It is often said that the immigration system is broken.
The open-borders advocates use that phrase to mean that people who should be allowed to enter, cannot do so.
We restrictionists, on the other hand, use it to mean that people who should be kept out of the country are allowed to enter and to stay, when that should not happen.
These are both pretty straightforward policy observations about the utility of the immigration system.
But what about elements of the system that are broken in favor of one side or the other?
The generalized objectives of the open-borders types may, in fact, be achieved because sleepy officials permit the entrance of aliens who should be kept out. We don't hear much about that.
And, on the other side of the ledger, some aliens who should not be kicked out of the country are, in fact, deported because of the low quality of their advocates, their immigration lawyers.
Ah, that draws the eyes and the voices of judges, foundations, advocates, and journalists. If some piece of the immigration system is broken in our favor, that's what gets top-level attention.
I am certainly not saying that individual aliens should not have adequate legal counsel when they are in court. I am saying that this is an issue which gets ample, and often interesting, scholarly attention.
With that lengthy introduction let's turn to the recent Cardozo Law Review article on the shoddy shape of much of the private immigration bar that handles cases of individual aliens before the immigration judges (IJs) sitting in New York City.
It was written by the Steering Committee of the New York Immigrant Representation Study Project, which lists nine names of authors, many of them law school professors; it was supported by three foundations; it was all done with the cooperation of the U.S. Justice Department's Executive Office of Immigration Review (EOIR); and it was said to be inspired by a U.S. Circuit Court Judge, Robert A. Katzmann.
In short, it is the work of the Legal Establishment and can be seen here.
Would the same kind of heavy artillery and establishment support be drawn to, say, the extent of marriage-related immigration fraud that is, in fact, a broken system that more or less favors the interests of the mass migration people? I doubt it.
So what did the Cardozo article say? Entitled "Accessing Justice: The Availability and Adequacy of Counsel in Immigration Proceedings", it mostly dealt with the availability (limited) of lawyers for illegal aliens in immigration court hearings, but also provided some fascinating data on how immigration judges view the quality of the private bar representing aliens in their courts.
The results of a survey, that allowed the judges to say things about the private immigration bar generally and anonymously, showed that sitting immigration judges in New York City said that almost half of the lawyers before them (47 percent) were either inadequate (33 percent) or grossly inadequate (14 percent). Of the 33 judges stationed there, 31 responded to the survey, a very high response rate.
Think of it. The judges were saying that almost half of the private sector lawyers they were seeing were not doing their jobs. Much, much higher marks were given to pro bono lawyers and those from legal service agencies, arguing on behalf of the aliens. But the private sector ones represented something like 90 percent of the cases before the IJs.
I did not see a comparable study of the quality of the government's attorneys.
According to the report, these were the overall performance scores given to all the lawyers for aliens appearing before the immigration courts:
Excellent | Adequate | Inadequate | Grossly Inadequate |
10% | 43% | 33% | 14% |
These are the average scores for all the aliens' lawyers, so the ratings for the private bar would be lower still.
In another part of the study the judges were asked to rank on a scale of 1 to 10, with 10 being the best, their assessments of four different types of counsel, with these results:
Pro bono | law school clinic | Nonprofit | Private attorneys |
8.41 | 8.40 | 8.10 | 5.22 |
Commenting on these results, the authors wrote:
This means that immigration judges rated nearly half of the representation before them as marked by various degrees of, inter alia, failure to investigate cases, inability to identify defenses or forms of relief, lack of familiarity with the applicable law or the factual record, inability to respond to questions about facts or legal arguments, failure to meet submission deadlines, or failure to appear in court.

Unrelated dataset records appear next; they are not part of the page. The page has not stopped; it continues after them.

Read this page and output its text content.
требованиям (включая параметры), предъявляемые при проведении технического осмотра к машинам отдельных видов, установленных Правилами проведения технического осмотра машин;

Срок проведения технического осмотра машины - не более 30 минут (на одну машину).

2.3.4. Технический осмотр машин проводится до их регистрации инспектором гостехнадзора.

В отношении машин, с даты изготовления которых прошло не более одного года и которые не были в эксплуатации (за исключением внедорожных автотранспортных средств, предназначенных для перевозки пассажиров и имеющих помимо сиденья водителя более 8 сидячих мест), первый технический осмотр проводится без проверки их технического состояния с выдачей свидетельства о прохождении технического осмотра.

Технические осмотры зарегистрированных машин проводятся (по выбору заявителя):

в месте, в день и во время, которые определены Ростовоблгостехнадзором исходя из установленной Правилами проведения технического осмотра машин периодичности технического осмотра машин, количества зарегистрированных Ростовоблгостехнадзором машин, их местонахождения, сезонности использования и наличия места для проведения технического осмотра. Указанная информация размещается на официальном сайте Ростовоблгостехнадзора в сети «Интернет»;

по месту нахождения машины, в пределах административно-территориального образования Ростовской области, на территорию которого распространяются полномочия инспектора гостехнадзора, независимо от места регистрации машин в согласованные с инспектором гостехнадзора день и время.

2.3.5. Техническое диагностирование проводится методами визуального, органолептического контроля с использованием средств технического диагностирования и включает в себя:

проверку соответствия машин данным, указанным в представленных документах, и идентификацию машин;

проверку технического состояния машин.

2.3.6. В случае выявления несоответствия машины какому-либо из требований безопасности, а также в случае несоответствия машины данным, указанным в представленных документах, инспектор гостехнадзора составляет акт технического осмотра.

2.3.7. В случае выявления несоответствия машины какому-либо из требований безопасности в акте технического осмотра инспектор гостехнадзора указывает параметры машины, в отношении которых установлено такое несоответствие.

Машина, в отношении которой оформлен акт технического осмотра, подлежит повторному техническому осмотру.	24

When representatives fall short of basic standards of representational adequacy . . . the consequences to a person's case can be devastating and, as a practical matter, often irreversible.
Note that this study of legal talent dealt only with individual lawyers defending individual aliens, usually illegal aliens, who are among those that the government has selected to deport.
It does not speak to the quality of the immigration lawyers who guide our giant corporations through the intricacies of the various nonimmigrant programs, all to some extent exploitative, and all tending to shoulder aside resident workers.
Nor does the survey speak to the talents of those lawyers working for the administration who are busily crafting ways to use the existing statutes to create de facto amnesty programs.
All of these attorneys, needless to say, are all too talented.
As to what to do about the quality of attorneys representing the aliens in New York's immigration courts, that's the subject of another, subsequent posting.